Resta la natalità la priorità assoluta di Eugenia Roccella, ministra della Famiglia e le pari opportunità (e per la natalità, appunto). «Questo governo ha fatto della natalità la sua priorità. Nella prima finanziaria, varata in condizioni difficilissime, abbiamo investito per le famiglie un miliardo e mezzo, peraltro con un primo intervento anche sui congedi. Man mano che si libereranno risorse, potenzieremo gli strumenti a disposizione delle famiglie ma coinvolgeremo in questo sforzo anche le imprese, gli enti locali e il no profit, per costruire un welfare di prossimità» spiega in un'intervista al Corriere della Sera, specificando di preferire il femminile “ministra” perché «in tempi di fluidità di genere mi fa piacere rimarcare che sono una donna».
L’8 marzo le dà l’occasione per ribadire quel che ha già detto la sua presidente del Consiglio, Giorgia Meloni, sulla legge 194: «Non sarà toccata». Certo, ribadisce la ministra, «per le donne l’aborto non è un momento felice».
Quanto agli strumenti per mettere fine al fenomeno dei femminicidi «abbiamo aumentato di un terzo le risorse per il piano e i centri anti-violenza. E stiamo già lavorando, con i ministri Nordio e Piantedosi, a una revisione della normativa vigente, che è valida ma ha delle falle applicative. Ci sarà un primo pacchetto urgente su braccialetto elettronico, distanza minima di avvicinamento, requisiti per la sospensione della pena, espulsione degli stranieri. E a seguire un intervento di medio termine su aspetti più complessi».
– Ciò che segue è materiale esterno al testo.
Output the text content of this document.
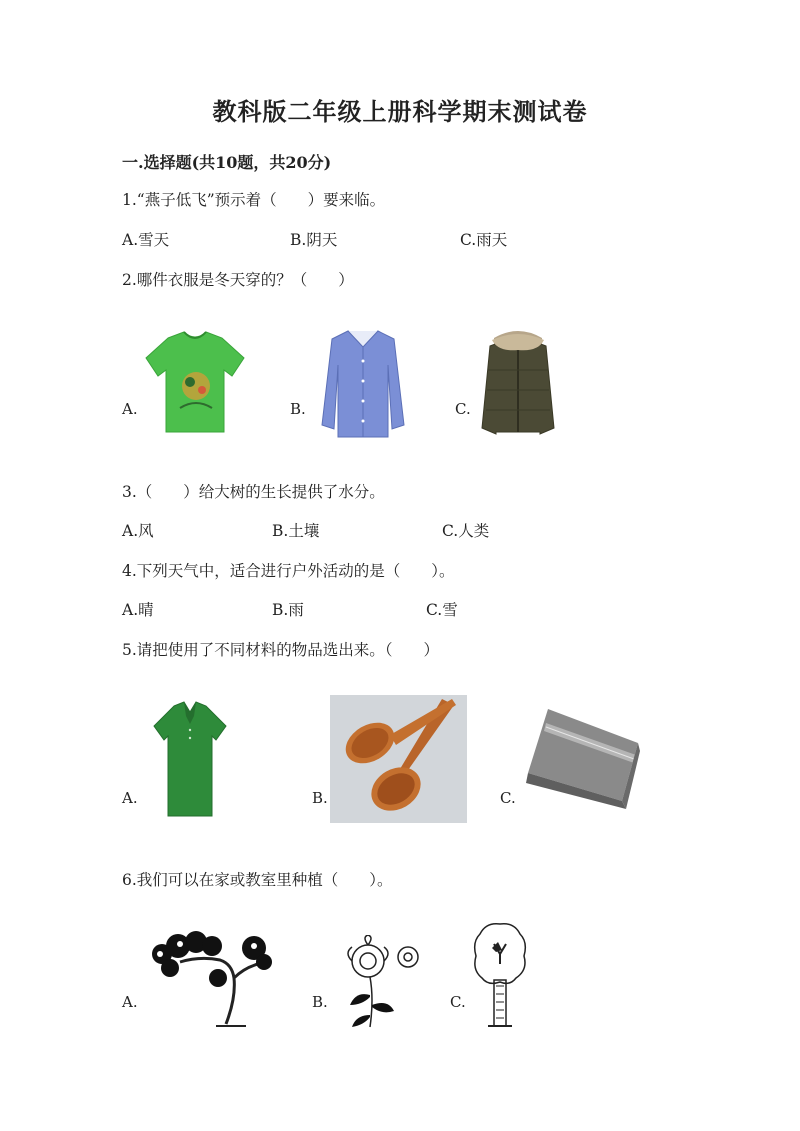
教科版二年级上册科学期末测试卷
一.选择题(共10题，共20分)
1.“燕子低飞”预示着（　　）要来临。
A.雪天	B.阴天	C.雨天
2.哪件衣服是冬天穿的？（　　）
A.	B.	C.
3.（　　）给大树的生长提供了水分。
A.风	B.土壤	C.人类
4.下列天气中，适合进行户外活动的是（　　）。
A.晴	B.雨	C.雪
5.请把使用了不同材料的物品选出来。（　　）
A.	B.	C.
6.我们可以在家或教室里种植（　　）。
A.	B.	C.
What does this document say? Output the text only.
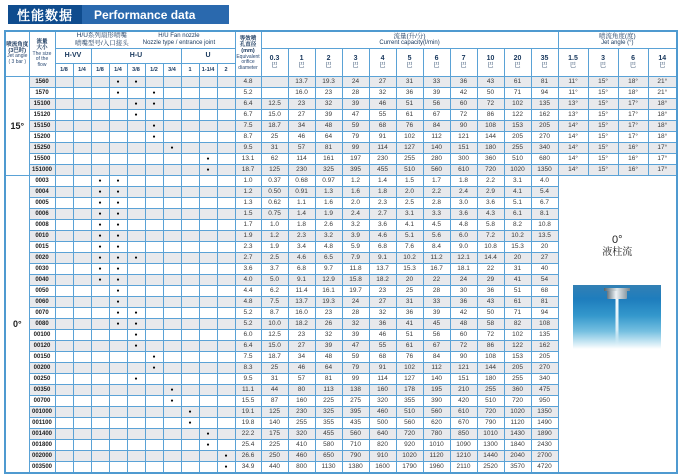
性能数据	Performance data
喷流角度
(3巴时)
Jet angle
( 3 bar )

流量
大小
The size
of the
flow

H/U系列扇形喷嘴
喷嘴型号/入口接头
H/U Fan nozzle
Nozzle type / entrance joint

等效喷
孔直径
(mm)
Equivalent
orifice
diameter

流量(升/分)
Current capacity(l/min)

喷流角度(度)
Jet angle (°)

		H-VV		H-U					U				0.3
巴	1
巴	2
巴	3
巴	4
巴	5
巴	6
巴	7
巴	10
巴	20
巴	35
巴	1.5
巴	3
巴	6
巴	14
巴

		1/8	1/4	1/8	1/4	3/8	1/2	3/4	1	1-1/4	2																
15°	1560				●	●						4.8		13.7	19.3	24	27	31	33	36	43	61	81	11°	15°	18°	21°
	1570				●		●					5.2		16.0	23	28	32	36	39	42	50	71	94	11°	15°	18°	21°
	15100					●	●					6.4	12.5	23	32	39	46	51	56	60	72	102	135	13°	15°	17°	18°
	15120					●						6.7	15.0	27	39	47	55	61	67	72	86	122	162	13°	15°	17°	18°
	15150						●					7.5	18.7	34	48	59	68	76	84	90	108	153	205	14°	15°	17°	18°
	15200						●					8.7	25	46	64	79	91	102	112	121	144	205	270	14°	15°	17°	18°
	15250							●				9.5	31	57	81	99	114	127	140	151	180	255	340	14°	15°	16°	17°
	15500									●		13.1	62	114	161	197	230	255	280	300	360	510	680	14°	15°	16°	17°
	151000									●		18.7	125	230	325	395	455	510	560	610	720	1020	1350	14°	15°	16°	17°
0°	0003			●	●							1.0	0.37	0.68	0.97	1.2	1.4	1.5	1.7	1.8	2.2	3.1	4.0	0°
液柱流			

	0004			●	●							1.2	0.50	0.91	1.3	1.6	1.8	2.0	2.2	2.4	2.9	4.1	5.4				
	0005			●	●							1.3	0.62	1.1	1.6	2.0	2.3	2.5	2.8	3.0	3.6	5.1	6.7				
	0006			●	●							1.5	0.75	1.4	1.9	2.4	2.7	3.1	3.3	3.6	4.3	6.1	8.1				
	0008			●	●							1.7	1.0	1.8	2.6	3.2	3.6	4.1	4.5	4.8	5.8	8.2	10.8				
	0010			●	●							1.9	1.2	2.3	3.2	3.9	4.6	5.1	5.6	6.0	7.2	10.2	13.5				
	0015			●	●							2.3	1.9	3.4	4.8	5.9	6.8	7.6	8.4	9.0	10.8	15.3	20				
	0020			●	●	●						2.7	2.5	4.6	6.5	7.9	9.1	10.2	11.2	12.1	14.4	20	27				
	0030			●	●							3.6	3.7	6.8	9.7	11.8	13.7	15.3	16.7	18.1	22	31	40				
	0040			●	●							4.0	5.0	9.1	12.9	15.8	18.2	20	22	24	29	41	54				
	0050				●							4.4	6.2	11.4	16.1	19.7	23	25	28	30	36	51	68				
	0060				●							4.8	7.5	13.7	19.3	24	27	31	33	36	43	61	81				
	0070				●	●						5.2	8.7	16.0	23	28	32	36	39	42	50	71	94				
	0080				●	●						5.2	10.0	18.2	26	32	36	41	45	48	58	82	108				
	00100					●						6.0	12.5	23	32	39	46	51	56	60	72	102	135				
	00120					●						6.4	15.0	27	39	47	55	61	67	72	86	122	162				
	00150						●					7.5	18.7	34	48	59	68	76	84	90	108	153	205				
	00200						●					8.3	25	46	64	79	91	102	112	121	144	205	270				
	00250					●						9.5	31	57	81	99	114	127	140	151	180	255	340				
	00350							●				11.1	44	80	113	138	160	178	195	210	255	360	475				
	00700							●				15.5	87	160	225	275	320	355	390	420	510	720	950				
	001000								●			19.1	125	230	325	395	460	510	560	610	720	1020	1350				
	001100								●			19.8	140	255	355	435	500	560	620	670	790	1120	1490				
	001400									●		22.2	175	320	455	560	640	720	780	850	1010	1430	1890				
	001800									●		25.4	225	410	580	710	820	920	1010	1090	1300	1840	2430				
	002000										●	26.6	250	460	650	790	910	1020	1120	1210	1440	2040	2700				
	003500										●	34.9	440	800	1130	1380	1600	1790	1960	2110	2520	3570	4720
Sul lavoro femminile, invece, la ministra propone «premialità» e incentivi alle imprese, oltre a «strumenti di moral suasion come il codice di autodisciplina» che «servono a promuovere una cultura». Roccella non entra nel merito della potenziale disincentivazione del lavoro femminile attraverso il sistema del quoziente familiare: «In realtà sarebbe meglio parlare di criteri che tengano conto del numero dei figli» che «non devono certamente essere controproducenti».